The Sun was born in a cloud of dust and gas about 5 billion years ago, and magnetic fields may have controlled its birth. Indeed, scientists still debate how magnetic fields affect the process of star formation. Among all of the stars, the formation of the most massive ones is still shrouded in uncertainty. For years, scientists believed that the magnetic field plays an essential role in the high-mass star formation process. But they only had a limited number of observational evidence to prove or disprove this theory.

A team led by Patricio Sanhueza of the National Astronomical Observatory of Japan used ALMA to tackle this long-standing problem. They observed a source called IRAS 18089-1732, a high-mass star-forming region 7600 light-years away, finding a well-organized magnetic field that resembles a spiral “whirlpool.” Contrary to their predictions, however, the magnetic field appears overwhelmed by another of the four fundamental forces in nature, gravity.
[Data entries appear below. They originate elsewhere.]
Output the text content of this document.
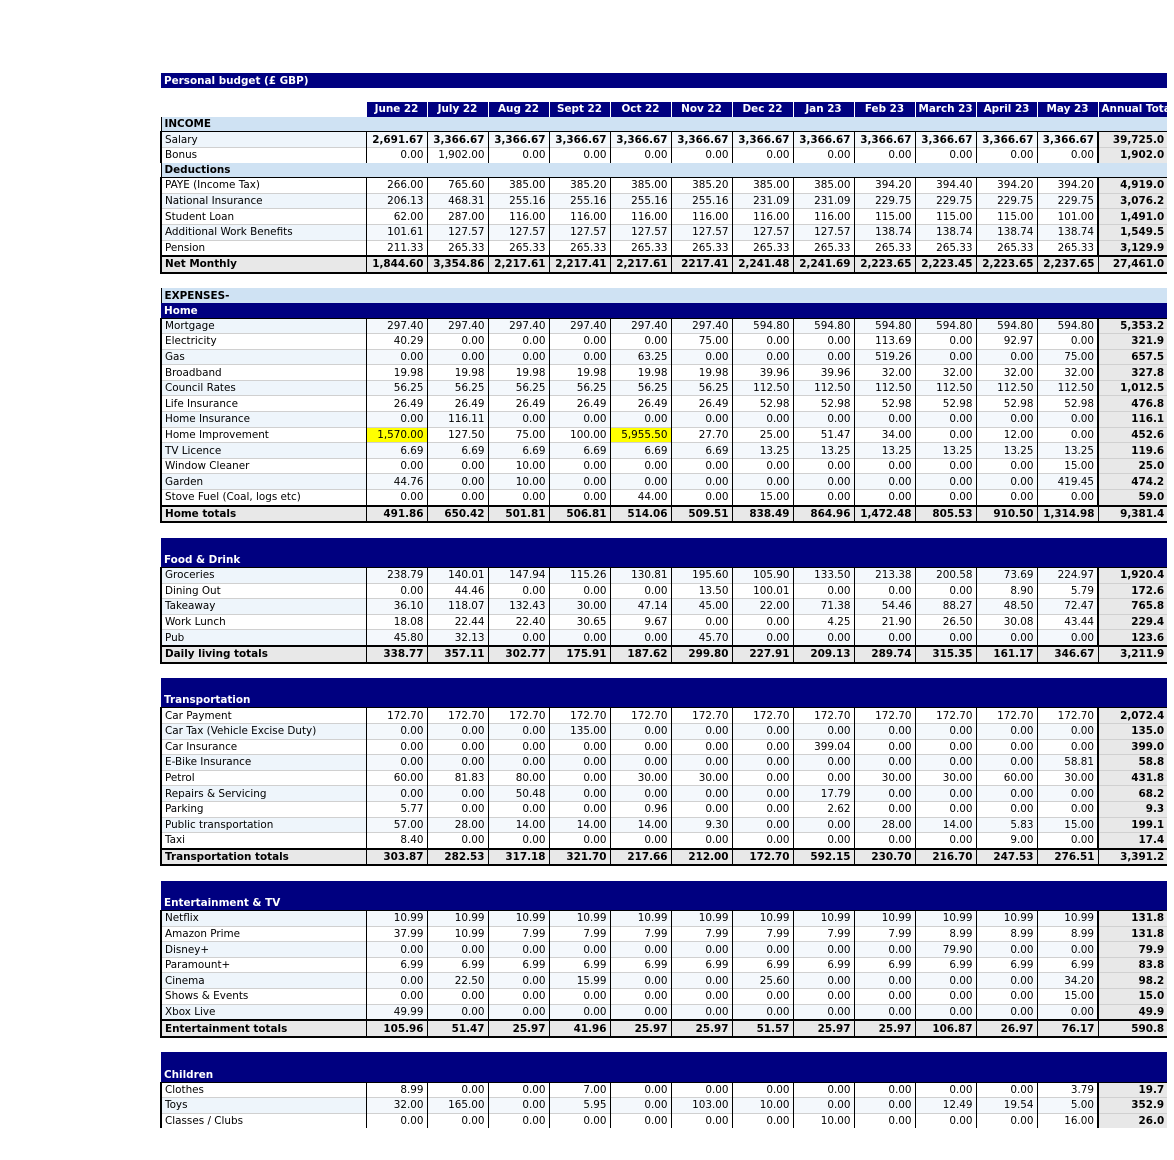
Personal budget (£ GBP)													

	June 22	July 22	Aug 22	Sept 22	Oct 22	Nov 22	Dec 22	Jan 23	Feb 23	March 23	April 23	May 23	Annual Total
INCOME													
Salary	2,691.67	3,366.67	3,366.67	3,366.67	3,366.67	3,366.67	3,366.67	3,366.67	3,366.67	3,366.67	3,366.67	3,366.67	39,725.0
Bonus	0.00	1,902.00	0.00	0.00	0.00	0.00	0.00	0.00	0.00	0.00	0.00	0.00	1,902.0
Deductions													
PAYE (Income Tax)	266.00	765.60	385.00	385.20	385.00	385.20	385.00	385.00	394.20	394.40	394.20	394.20	4,919.0
National Insurance	206.13	468.31	255.16	255.16	255.16	255.16	231.09	231.09	229.75	229.75	229.75	229.75	3,076.2
Student Loan	62.00	287.00	116.00	116.00	116.00	116.00	116.00	116.00	115.00	115.00	115.00	101.00	1,491.0
Additional Work Benefits	101.61	127.57	127.57	127.57	127.57	127.57	127.57	127.57	138.74	138.74	138.74	138.74	1,549.5
Pension	211.33	265.33	265.33	265.33	265.33	265.33	265.33	265.33	265.33	265.33	265.33	265.33	3,129.9
Net Monthly	1,844.60	3,354.86	2,217.61	2,217.41	2,217.61	2217.41	2,241.48	2,241.69	2,223.65	2,223.45	2,223.65	2,237.65	27,461.0

EXPENSES-													
Home													
Mortgage	297.40	297.40	297.40	297.40	297.40	297.40	594.80	594.80	594.80	594.80	594.80	594.80	5,353.2
Electricity	40.29	0.00	0.00	0.00	0.00	75.00	0.00	0.00	113.69	0.00	92.97	0.00	321.9
Gas	0.00	0.00	0.00	0.00	63.25	0.00	0.00	0.00	519.26	0.00	0.00	75.00	657.5
Broadband	19.98	19.98	19.98	19.98	19.98	19.98	39.96	39.96	32.00	32.00	32.00	32.00	327.8
Council Rates	56.25	56.25	56.25	56.25	56.25	56.25	112.50	112.50	112.50	112.50	112.50	112.50	1,012.5
Life Insurance	26.49	26.49	26.49	26.49	26.49	26.49	52.98	52.98	52.98	52.98	52.98	52.98	476.8
Home Insurance	0.00	116.11	0.00	0.00	0.00	0.00	0.00	0.00	0.00	0.00	0.00	0.00	116.1
Home Improvement	1,570.00	127.50	75.00	100.00	5,955.50	27.70	25.00	51.47	34.00	0.00	12.00	0.00	452.6
TV Licence	6.69	6.69	6.69	6.69	6.69	6.69	13.25	13.25	13.25	13.25	13.25	13.25	119.6
Window Cleaner	0.00	0.00	10.00	0.00	0.00	0.00	0.00	0.00	0.00	0.00	0.00	15.00	25.0
Garden	44.76	0.00	10.00	0.00	0.00	0.00	0.00	0.00	0.00	0.00	0.00	419.45	474.2
Stove Fuel (Coal, logs etc)	0.00	0.00	0.00	0.00	44.00	0.00	15.00	0.00	0.00	0.00	0.00	0.00	59.0
Home totals	491.86	650.42	501.81	506.81	514.06	509.51	838.49	864.96	1,472.48	805.53	910.50	1,314.98	9,381.4

Food & Drink													
Groceries	238.79	140.01	147.94	115.26	130.81	195.60	105.90	133.50	213.38	200.58	73.69	224.97	1,920.4
Dining Out	0.00	44.46	0.00	0.00	0.00	13.50	100.01	0.00	0.00	0.00	8.90	5.79	172.6
Takeaway	36.10	118.07	132.43	30.00	47.14	45.00	22.00	71.38	54.46	88.27	48.50	72.47	765.8
Work Lunch	18.08	22.44	22.40	30.65	9.67	0.00	0.00	4.25	21.90	26.50	30.08	43.44	229.4
Pub	45.80	32.13	0.00	0.00	0.00	45.70	0.00	0.00	0.00	0.00	0.00	0.00	123.6
Daily living totals	338.77	357.11	302.77	175.91	187.62	299.80	227.91	209.13	289.74	315.35	161.17	346.67	3,211.9

Transportation													
Car Payment	172.70	172.70	172.70	172.70	172.70	172.70	172.70	172.70	172.70	172.70	172.70	172.70	2,072.4
Car Tax (Vehicle Excise Duty)	0.00	0.00	0.00	135.00	0.00	0.00	0.00	0.00	0.00	0.00	0.00	0.00	135.0
Car Insurance	0.00	0.00	0.00	0.00	0.00	0.00	0.00	399.04	0.00	0.00	0.00	0.00	399.0
E-Bike Insurance	0.00	0.00	0.00	0.00	0.00	0.00	0.00	0.00	0.00	0.00	0.00	58.81	58.8
Petrol	60.00	81.83	80.00	0.00	30.00	30.00	0.00	0.00	30.00	30.00	60.00	30.00	431.8
Repairs & Servicing	0.00	0.00	50.48	0.00	0.00	0.00	0.00	17.79	0.00	0.00	0.00	0.00	68.2
Parking	5.77	0.00	0.00	0.00	0.96	0.00	0.00	2.62	0.00	0.00	0.00	0.00	9.3
Public transportation	57.00	28.00	14.00	14.00	14.00	9.30	0.00	0.00	28.00	14.00	5.83	15.00	199.1
Taxi	8.40	0.00	0.00	0.00	0.00	0.00	0.00	0.00	0.00	0.00	9.00	0.00	17.4
Transportation totals	303.87	282.53	317.18	321.70	217.66	212.00	172.70	592.15	230.70	216.70	247.53	276.51	3,391.2

Entertainment & TV													
Netflix	10.99	10.99	10.99	10.99	10.99	10.99	10.99	10.99	10.99	10.99	10.99	10.99	131.8
Amazon Prime	37.99	10.99	7.99	7.99	7.99	7.99	7.99	7.99	7.99	8.99	8.99	8.99	131.8
Disney+	0.00	0.00	0.00	0.00	0.00	0.00	0.00	0.00	0.00	79.90	0.00	0.00	79.9
Paramount+	6.99	6.99	6.99	6.99	6.99	6.99	6.99	6.99	6.99	6.99	6.99	6.99	83.8
Cinema	0.00	22.50	0.00	15.99	0.00	0.00	25.60	0.00	0.00	0.00	0.00	34.20	98.2
Shows & Events	0.00	0.00	0.00	0.00	0.00	0.00	0.00	0.00	0.00	0.00	0.00	15.00	15.0
Xbox Live	49.99	0.00	0.00	0.00	0.00	0.00	0.00	0.00	0.00	0.00	0.00	0.00	49.9
Entertainment totals	105.96	51.47	25.97	41.96	25.97	25.97	51.57	25.97	25.97	106.87	26.97	76.17	590.8

Children													
Clothes	8.99	0.00	0.00	7.00	0.00	0.00	0.00	0.00	0.00	0.00	0.00	3.79	19.7
Toys	32.00	165.00	0.00	5.95	0.00	103.00	10.00	0.00	0.00	12.49	19.54	5.00	352.9
Classes / Clubs	0.00	0.00	0.00	0.00	0.00	0.00	0.00	10.00	0.00	0.00	0.00	16.00	26.0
“In these extreme environments, gravity can shape the gas morphology and dominate the energy budget,” says Sanhueza. They further discovered that the magnetic field lines are twisted from the immense gravitational infall of gas.

The minor contribution of the magnetic field has caught them by surprise since they have previously found evidence of strong magnetic fields in a similar star-forming environment. This ALMA discovery reveals the diversity in which high-mass stars form, concluding, somewhat unexpectedly, that high-mass stars can be born in either strongly or weakly magnetized environments, “feeling” the interplay between different forces as we experience here on Earth.

Magnetic field in the massive star-forming region IRAS 18089-1732 revealed by ALMA. The colors represent the intensity of the radio waves, and the lines depict the distribution of the magnetic field lines revealed by ALMA’s polarization observations.
Credit: ALMA (ESO/NAOJ/NRAO), Sanhueza et al.

These observation results were presented as Patricio Sanhueza et al. “Gravity-driven Magnetic Field at 1000 au Scales in High-mass Star Formation” in the Astrophysical Journal Letters on June 30, 2021.